Und das obwohl Roland Barthes mit seinem Buch „Mythen des Alltags“ (1957) damals ganz aktuell war und der Autor leidenschaftlich mit anderen französischen Intellektuellen diskutierte. Niemand hat sich in Frankreich darum gekümmert (!). Sie, die Franzosen, wollten alle so schnell wie möglich, neue Mythen erzeugen, denen sie selbst auf ‚den Leim gehen‘ konnten.
Daher darf durchaus listig dialektisch gefragt werden, wieso kann sich das Bundesland Kärnten keine Mythen erlaubt? Oder noch listiger gefragt: wieso hat das Bundesland Kärnten 100 Jahre gebraucht, um einen entsprechenden Mythos zu entwickeln?
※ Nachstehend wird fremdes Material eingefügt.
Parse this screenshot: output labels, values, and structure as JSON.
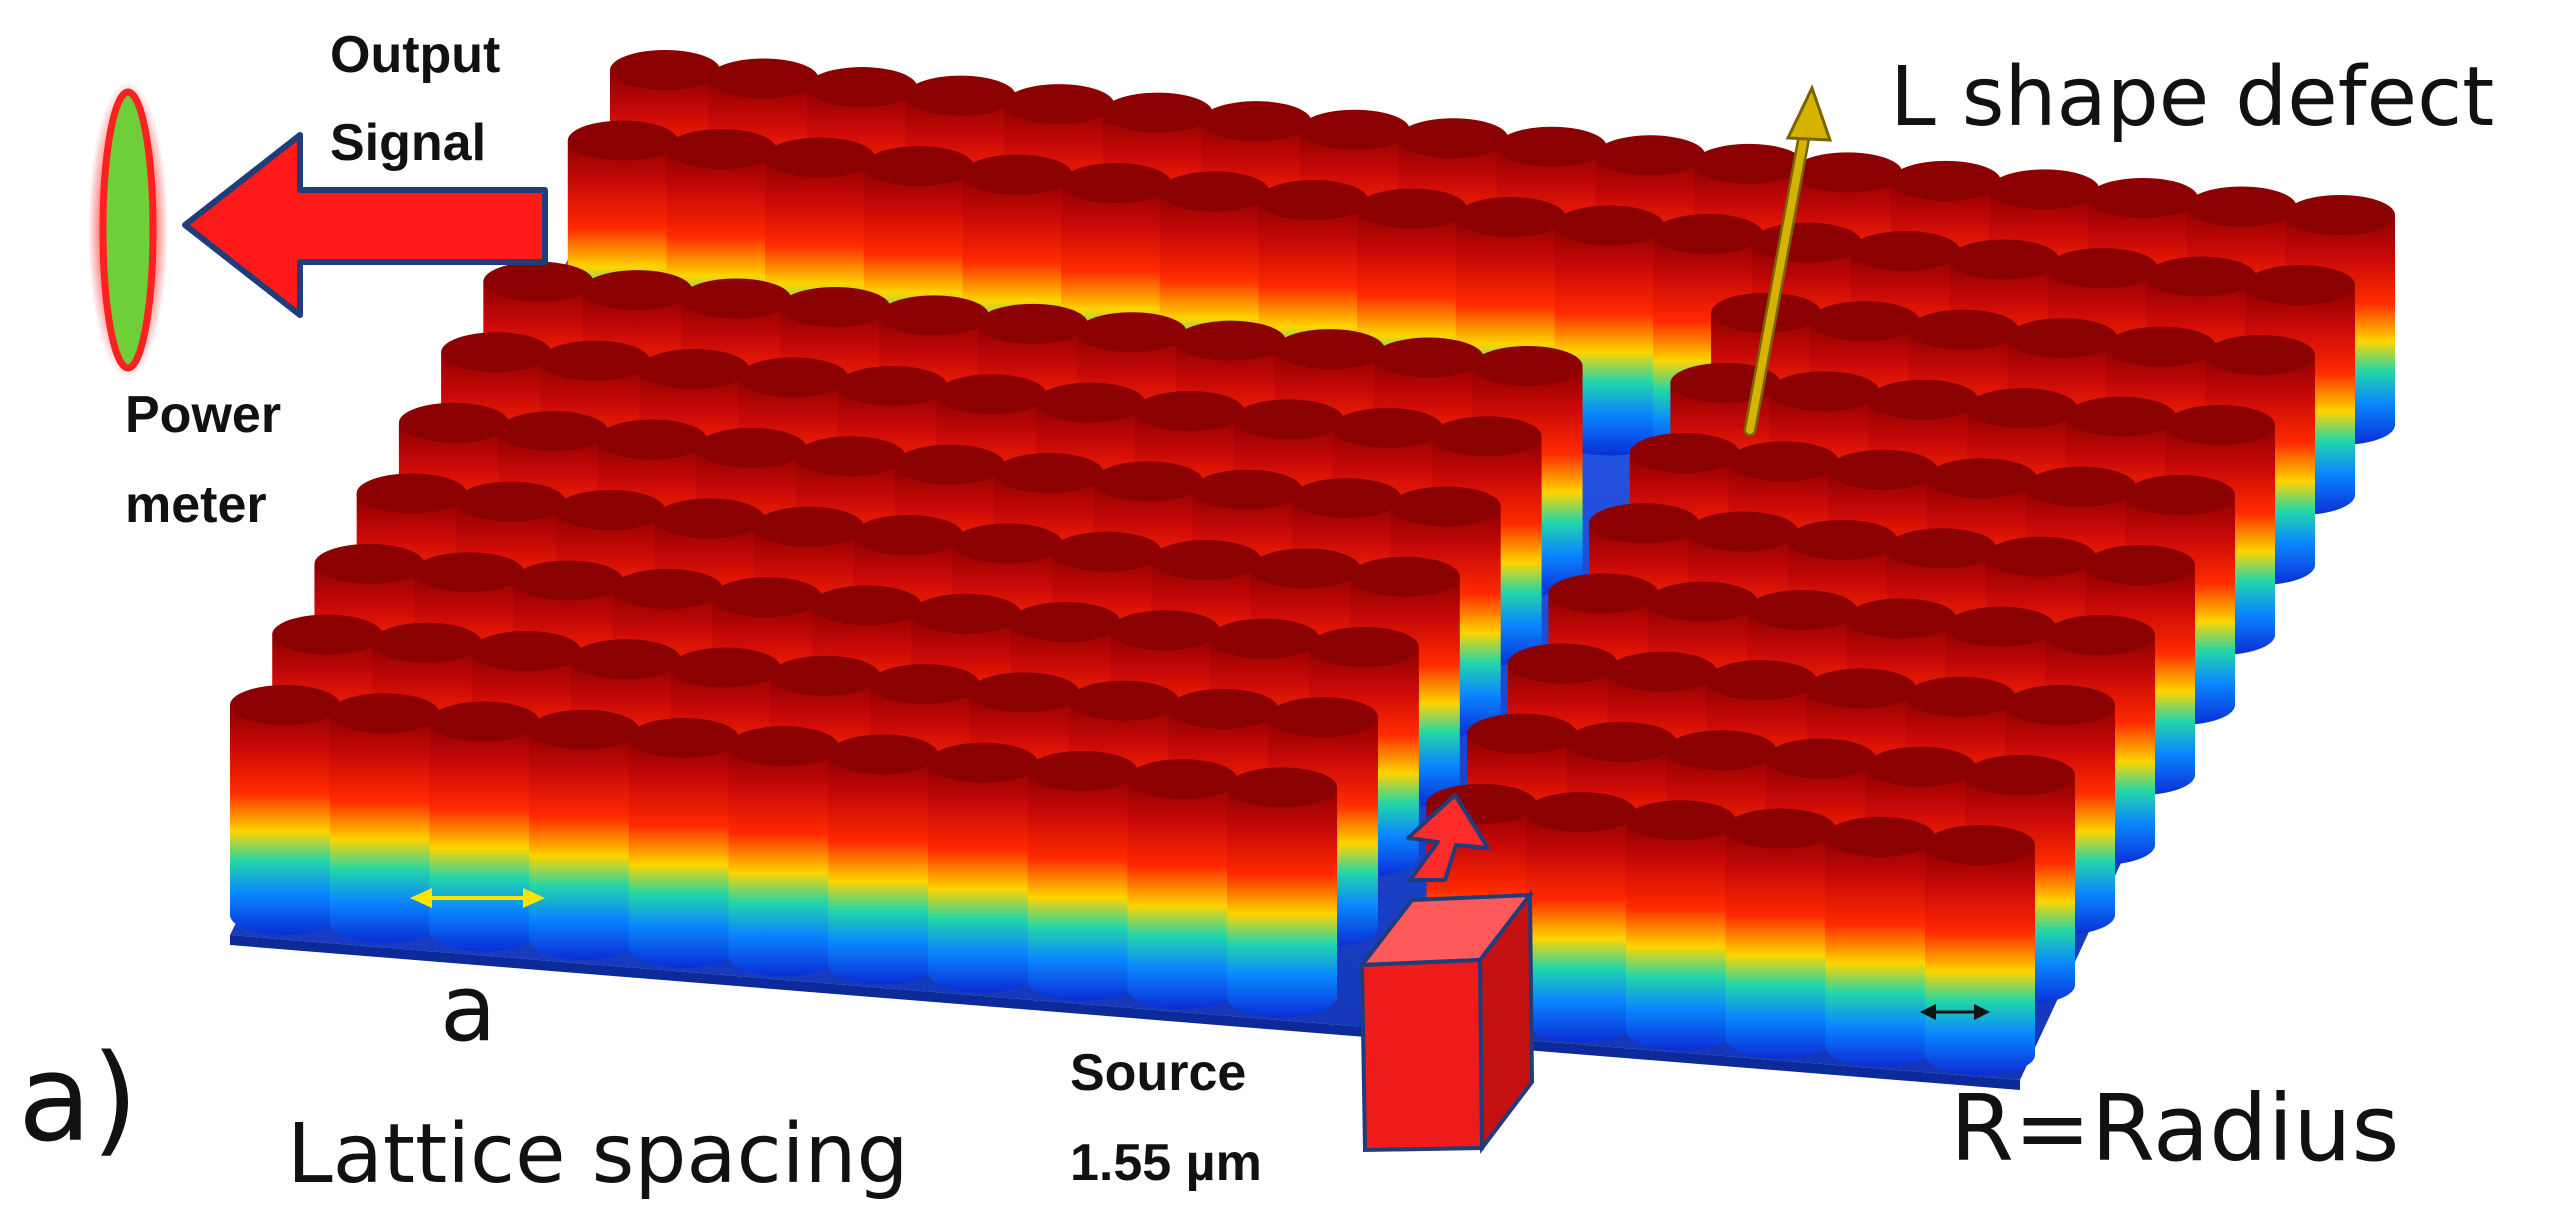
{
  "labels": {
    "panel": "a)",
    "output_line1": "Output",
    "output_line2": "Signal",
    "power_line1": "Power",
    "power_line2": "meter",
    "defect": "L shape defect",
    "spacing_symbol": "a",
    "spacing_text": "Lattice spacing",
    "source_line1": "Source",
    "source_line2": "1.55 µm",
    "radius": "R=Radius"
  },
  "lattice": {
    "rows": 10,
    "cols": 18,
    "defect_row": 2,
    "defect_col": 11
  },
  "colors": {
    "rod_top": "#8b0000",
    "rod_gradient": [
      "#8b0000",
      "#e01010",
      "#ff4a00",
      "#ffd400",
      "#17d4b4",
      "#0a86ff",
      "#0a2dd6"
    ],
    "substrate": "#1e4fd8",
    "arrow_red": "#ff1a1a",
    "arrow_outline": "#1f3d7a",
    "meter_fill": "#6fcf3a",
    "meter_outline": "#ff2020",
    "defect_arrow": "#d6b300",
    "spacing_arrow": "#ffe600",
    "source_box": "#ee1b1b"
  }
}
Und wo waren alle Dialektiker, die in der öffentlichen Ringvorlesung ihre Thesen und Antithesen zum „Thema: 100 Jahre Mythos Kärnten“ bisher? Roland Barthes Buch „Mythen des Alltags“ ist bereists 1957 erschienen, in der deutschsprachigen Übersetzung 1964, es wäre also genug Zeit gewesen. Während an der AAU das Mythos Kärnten genüsslich zerpflückt werden soll, bastelt man anderswo geschäftstüchtig an neuen Mythen. Der Mythos der Normandie, der Mythos der Bretagne usw. den Mythos von Venedig, den Mythos von Triest usw. alles in launigen Kriminalromanen munter verpackt. Den Mythos von Südengland (Cornwall) z.B. Rosamunde Pilcher, in der süffigen Liebesschnulze, die es (leider) noch nicht bis zum Wörthersee gebracht hat. Überall geht es hier nur um den ‚schnöden Mammon‘, dem Tourismus, der klingelnden Kasse. Die Fakten der historischen Ereignisse sind längst zu Gunsten der Legenden auf der Strecke geblieben.
Die zweifellos wichtige Diskussion über das Thema „Mythos Kärnten“ kommt um mindestens 30 Jahre zu spät und der gut gemeinte wissenschaftliche Disput interessiert gelinde geschrieben nur einer kleinen wissenschaftlichen Minderheit. Die launige Mehrheit im Land träumt von Mythen, von einem Land der Legenden, von Jahrzehnten wie den 1980er und 1990er Jahren und der träumerischen Verklärung der Erinnerung und ich in Los Angeles esse am Freitag mit meinem Mann und meinen Freunden ‚Kärntner Nudel‘ und wir träumen.
Doch wie sagte der große Marcel Pagnol über seine Kindheit in der Provence so treffend: „Im Blick zurück ist alles nur Nostalgie“ (Marcel Pagnol, 1963)
Mehr Mythen aus Kärnten fordern Christine Trapp & Monica B. Armstrong!